March 06, 2018

Warren Introduces Legislation to Compensate Investors Cheated by Brokers and Dealers

Unpaid Arbitration Awards Have Cost Investors $100 Million

Bill Text | One-Pager

Washington, DC - United States Senator Elizabeth Warren (D-Mass.) today introduced the Compensation for Cheated Investors Act which would direct the Financial Industry Regulatory Authority (FINRA) to use its existing authority to compensate investors for unpaid arbitration awards against FINRA members.

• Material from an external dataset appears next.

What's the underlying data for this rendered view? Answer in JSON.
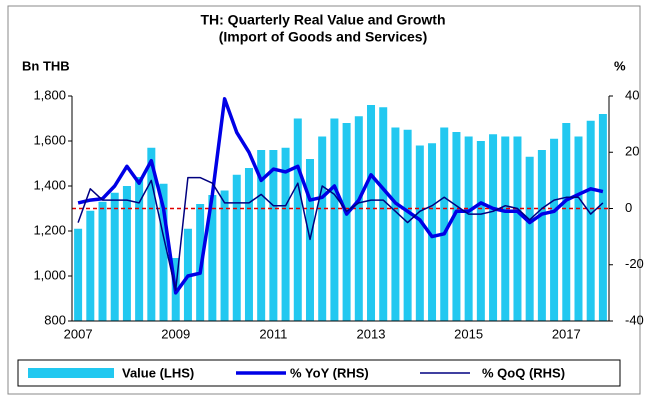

Investors don't win very often in the arbitration process - and when they do, they often don't get paid. According to a December 2015 report by FINRA's Dispute Resolution Task Force, investors were unable to collect more than $62 million in unpaid arbitration awards in 2013 alone. A study by the Public Investors Arbitration Bar Association determined that one-third of all arbitration awards in 2013 went unpaid and that the $62 million in unpaid awards represented nearly a quarter of the total amount of arbitration awards that year.

"FINRA has the authority to make sure defrauded investors don't get stiffed - and this bill will make sure it uses it," said Senator Warren. "Unpaid arbitration awards have cost ordinary investors hundreds of millions of dollars over the years. FINRA is supposed to be looking out for them, not the brokers and dealers who cheat them."

FINRA - and its predecessor self-regulatory organizations - have let this problem continue for too long. A 2000 report from the non-partisan United States General Accounting Office (GAO) found that 49 percent of investor arbitration awards in 1998 went entirely unpaid by broker-dealers and an additional 12 percent were only partially paid. The GAO recommended that the self-regulatory organizations "develop procedures addressing the problem of unpaid awards caused by failed broker-dealers." But nearly two decades later, FINRA still has not established such procedures.

The Compensation for Cheated Investors Act would direct FINRA to establish a pool funded by penalties from members that will pay unpaid final arbitration awards and require it to track whether future arbitration awards are paid.